Insiste, perseverante, em ir além dos contornos dos regramentos do Estado. Andou a ler alguns behavioristas americanos, sobreviventes ao “new-constitutionalism” e quer porque quer aplicar a mesma metodologia ao estudo do poder e influência em um condomínio. Dei-lhe alguns conselhos, mas não consegui removê-lo desta comichão de micropolitica que o domina.
Morar em um condomínio ou da arte da contemporização
Alguns antropólogos franceses deram a categorização de “antropotecas”, a exemplo de bibliotecas, a este ajuntamento de criaturas que as circunstâncias tornaram “vizinhas”, parceiros e, no mais das vezes, interlocutores recalcitrantes.
Falam mais de perto ao aplicado pesquisador as relações entre condôminos e os limites das competências do síndico do que das precedências de autoridade entre governantes e governados neste microuniverso de poderes compartilhados.

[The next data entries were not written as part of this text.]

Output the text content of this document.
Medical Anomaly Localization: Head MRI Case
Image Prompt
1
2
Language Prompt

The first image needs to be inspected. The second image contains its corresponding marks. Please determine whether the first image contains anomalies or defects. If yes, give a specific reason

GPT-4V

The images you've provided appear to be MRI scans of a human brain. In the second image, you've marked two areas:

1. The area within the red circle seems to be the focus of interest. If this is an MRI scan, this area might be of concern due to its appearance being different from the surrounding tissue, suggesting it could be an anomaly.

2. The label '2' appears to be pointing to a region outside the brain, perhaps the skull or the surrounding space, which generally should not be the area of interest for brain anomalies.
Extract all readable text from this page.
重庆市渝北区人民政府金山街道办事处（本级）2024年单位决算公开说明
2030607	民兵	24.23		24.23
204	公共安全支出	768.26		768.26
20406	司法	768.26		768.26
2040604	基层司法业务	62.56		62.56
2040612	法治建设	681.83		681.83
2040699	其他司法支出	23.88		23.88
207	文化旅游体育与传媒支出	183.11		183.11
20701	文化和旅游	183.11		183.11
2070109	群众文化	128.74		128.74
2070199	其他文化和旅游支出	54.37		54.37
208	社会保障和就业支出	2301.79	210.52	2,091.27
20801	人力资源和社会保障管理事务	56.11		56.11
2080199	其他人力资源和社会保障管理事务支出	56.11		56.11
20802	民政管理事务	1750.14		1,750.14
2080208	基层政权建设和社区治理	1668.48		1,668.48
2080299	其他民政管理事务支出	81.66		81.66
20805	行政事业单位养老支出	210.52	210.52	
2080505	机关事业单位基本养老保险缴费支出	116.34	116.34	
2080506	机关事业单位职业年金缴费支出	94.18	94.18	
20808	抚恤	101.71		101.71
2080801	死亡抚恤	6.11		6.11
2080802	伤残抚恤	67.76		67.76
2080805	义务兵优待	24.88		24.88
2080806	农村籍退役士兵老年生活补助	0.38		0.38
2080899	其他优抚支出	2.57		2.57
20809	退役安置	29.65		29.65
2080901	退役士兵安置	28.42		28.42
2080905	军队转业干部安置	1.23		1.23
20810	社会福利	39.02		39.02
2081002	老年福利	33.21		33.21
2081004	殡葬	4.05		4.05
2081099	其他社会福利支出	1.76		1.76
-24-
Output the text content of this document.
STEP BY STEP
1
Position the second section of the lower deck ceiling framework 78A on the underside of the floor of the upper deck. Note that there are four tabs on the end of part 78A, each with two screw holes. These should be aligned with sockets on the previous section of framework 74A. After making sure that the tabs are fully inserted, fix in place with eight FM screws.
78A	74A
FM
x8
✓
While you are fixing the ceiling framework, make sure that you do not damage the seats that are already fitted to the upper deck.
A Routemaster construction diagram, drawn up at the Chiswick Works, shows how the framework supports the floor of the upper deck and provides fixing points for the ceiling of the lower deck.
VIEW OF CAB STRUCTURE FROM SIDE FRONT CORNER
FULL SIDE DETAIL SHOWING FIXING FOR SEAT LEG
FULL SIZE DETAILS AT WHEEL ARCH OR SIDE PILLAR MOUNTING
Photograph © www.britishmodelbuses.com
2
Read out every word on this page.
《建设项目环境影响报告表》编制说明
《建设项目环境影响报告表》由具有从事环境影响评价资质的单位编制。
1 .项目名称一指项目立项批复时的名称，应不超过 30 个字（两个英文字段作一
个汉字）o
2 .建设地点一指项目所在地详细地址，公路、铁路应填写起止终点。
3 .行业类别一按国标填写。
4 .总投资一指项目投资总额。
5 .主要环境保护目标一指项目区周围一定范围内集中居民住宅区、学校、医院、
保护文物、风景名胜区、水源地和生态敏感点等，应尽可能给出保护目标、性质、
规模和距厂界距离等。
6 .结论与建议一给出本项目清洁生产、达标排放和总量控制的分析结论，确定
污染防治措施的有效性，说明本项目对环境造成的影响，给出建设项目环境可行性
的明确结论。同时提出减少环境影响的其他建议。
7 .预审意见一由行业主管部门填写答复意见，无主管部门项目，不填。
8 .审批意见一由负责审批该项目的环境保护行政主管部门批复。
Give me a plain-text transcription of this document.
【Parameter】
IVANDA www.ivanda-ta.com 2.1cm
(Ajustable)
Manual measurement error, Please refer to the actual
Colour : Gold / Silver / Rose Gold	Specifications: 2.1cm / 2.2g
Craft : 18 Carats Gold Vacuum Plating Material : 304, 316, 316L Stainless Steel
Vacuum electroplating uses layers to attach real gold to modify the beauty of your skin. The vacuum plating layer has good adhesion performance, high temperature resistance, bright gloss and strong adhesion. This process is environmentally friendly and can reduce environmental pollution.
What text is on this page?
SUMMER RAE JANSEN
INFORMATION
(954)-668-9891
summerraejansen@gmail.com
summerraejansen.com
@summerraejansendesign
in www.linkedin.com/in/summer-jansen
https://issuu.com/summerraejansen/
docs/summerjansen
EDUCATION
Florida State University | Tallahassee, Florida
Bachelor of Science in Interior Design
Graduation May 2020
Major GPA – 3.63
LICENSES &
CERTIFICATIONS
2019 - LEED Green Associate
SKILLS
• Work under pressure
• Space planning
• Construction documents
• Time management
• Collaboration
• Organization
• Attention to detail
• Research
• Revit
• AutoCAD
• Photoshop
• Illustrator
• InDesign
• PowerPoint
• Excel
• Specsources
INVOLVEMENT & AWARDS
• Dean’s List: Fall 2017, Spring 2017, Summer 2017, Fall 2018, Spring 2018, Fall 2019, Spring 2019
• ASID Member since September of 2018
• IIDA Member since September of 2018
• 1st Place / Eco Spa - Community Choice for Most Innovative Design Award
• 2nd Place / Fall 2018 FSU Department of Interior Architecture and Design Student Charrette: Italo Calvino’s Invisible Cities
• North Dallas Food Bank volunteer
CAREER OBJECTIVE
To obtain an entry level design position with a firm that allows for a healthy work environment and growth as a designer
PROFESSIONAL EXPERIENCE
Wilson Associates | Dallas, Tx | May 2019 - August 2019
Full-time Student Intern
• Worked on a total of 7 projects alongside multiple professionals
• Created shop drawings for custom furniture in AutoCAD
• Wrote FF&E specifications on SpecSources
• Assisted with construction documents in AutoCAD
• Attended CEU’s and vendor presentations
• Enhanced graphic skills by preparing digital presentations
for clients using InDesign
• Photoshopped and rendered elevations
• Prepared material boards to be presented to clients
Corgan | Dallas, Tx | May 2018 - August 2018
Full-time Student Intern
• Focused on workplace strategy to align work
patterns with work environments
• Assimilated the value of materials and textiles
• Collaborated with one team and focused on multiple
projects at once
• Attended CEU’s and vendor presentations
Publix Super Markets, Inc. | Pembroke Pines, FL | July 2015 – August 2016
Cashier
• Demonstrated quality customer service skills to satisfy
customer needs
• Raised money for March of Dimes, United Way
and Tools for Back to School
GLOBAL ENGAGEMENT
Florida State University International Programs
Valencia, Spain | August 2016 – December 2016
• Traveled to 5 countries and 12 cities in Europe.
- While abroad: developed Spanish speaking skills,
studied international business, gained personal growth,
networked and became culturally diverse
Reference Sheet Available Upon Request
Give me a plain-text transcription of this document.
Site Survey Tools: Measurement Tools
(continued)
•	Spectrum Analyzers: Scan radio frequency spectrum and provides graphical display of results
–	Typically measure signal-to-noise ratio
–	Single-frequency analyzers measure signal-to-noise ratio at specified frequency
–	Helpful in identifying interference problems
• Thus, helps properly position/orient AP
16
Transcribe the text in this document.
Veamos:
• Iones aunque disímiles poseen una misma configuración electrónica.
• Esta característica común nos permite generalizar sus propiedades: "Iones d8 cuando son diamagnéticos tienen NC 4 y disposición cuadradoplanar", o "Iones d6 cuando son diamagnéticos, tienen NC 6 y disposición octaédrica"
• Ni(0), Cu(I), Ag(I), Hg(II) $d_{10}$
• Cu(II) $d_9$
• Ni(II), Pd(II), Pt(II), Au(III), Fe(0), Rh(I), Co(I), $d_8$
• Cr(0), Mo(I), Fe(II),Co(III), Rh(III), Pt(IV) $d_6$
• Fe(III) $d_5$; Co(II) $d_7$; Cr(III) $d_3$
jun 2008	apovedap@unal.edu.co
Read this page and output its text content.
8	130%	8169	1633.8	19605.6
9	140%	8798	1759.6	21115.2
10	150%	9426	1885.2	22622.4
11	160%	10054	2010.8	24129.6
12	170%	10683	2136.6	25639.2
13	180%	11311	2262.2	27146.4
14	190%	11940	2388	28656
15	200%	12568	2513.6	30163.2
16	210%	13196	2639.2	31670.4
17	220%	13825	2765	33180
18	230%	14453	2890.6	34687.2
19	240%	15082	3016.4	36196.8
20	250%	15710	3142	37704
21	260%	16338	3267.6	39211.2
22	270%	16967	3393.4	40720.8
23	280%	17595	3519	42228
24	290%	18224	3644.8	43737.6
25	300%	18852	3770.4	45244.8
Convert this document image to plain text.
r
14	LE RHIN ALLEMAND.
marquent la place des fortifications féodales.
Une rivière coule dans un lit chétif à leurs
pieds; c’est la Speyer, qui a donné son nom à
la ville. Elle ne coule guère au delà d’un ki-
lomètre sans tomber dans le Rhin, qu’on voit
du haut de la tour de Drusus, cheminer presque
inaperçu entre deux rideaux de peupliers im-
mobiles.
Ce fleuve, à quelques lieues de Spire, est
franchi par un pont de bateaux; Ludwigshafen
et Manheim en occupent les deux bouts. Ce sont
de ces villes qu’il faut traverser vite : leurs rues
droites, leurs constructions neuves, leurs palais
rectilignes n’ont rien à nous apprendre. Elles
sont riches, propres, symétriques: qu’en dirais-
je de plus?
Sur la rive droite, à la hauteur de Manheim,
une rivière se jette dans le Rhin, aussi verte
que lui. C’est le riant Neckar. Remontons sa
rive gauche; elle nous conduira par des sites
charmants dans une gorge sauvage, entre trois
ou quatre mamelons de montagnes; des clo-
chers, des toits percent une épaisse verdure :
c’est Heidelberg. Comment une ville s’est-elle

Este estudioso do universo de proprietários e inquilinos está convencido de que o condomínio é a construção que mais apresenta afinidades essenciais em comum com a democracia.
Quem manda no condomínio?
Explica este perseverante micro constitucionalista que o condomínio é um território compartilhado entre pessoas que participam do empreendimento imobiliário no qual habitam. Muitos deles associaram-se na formalização do projeto e na edificação da obra na qual se tornam justamente, na forma da lei, além de proprietários –“condôminos”.
Teoricamente, todos desfrutam de direitos e deveres iguais, na medida exata da sua participação como “cotistas” proprietários. Não há precedências, em função do andar em que habitam, tampouco exceções, por idade ou por qualquer outro motivo conspícuo. Todos recolhem a mesma taxa de condomínio e as quotas extras. E, salvo circunstâncias personalíssimas, pagam com o mesmo desagrado as multas impostas pela convenção.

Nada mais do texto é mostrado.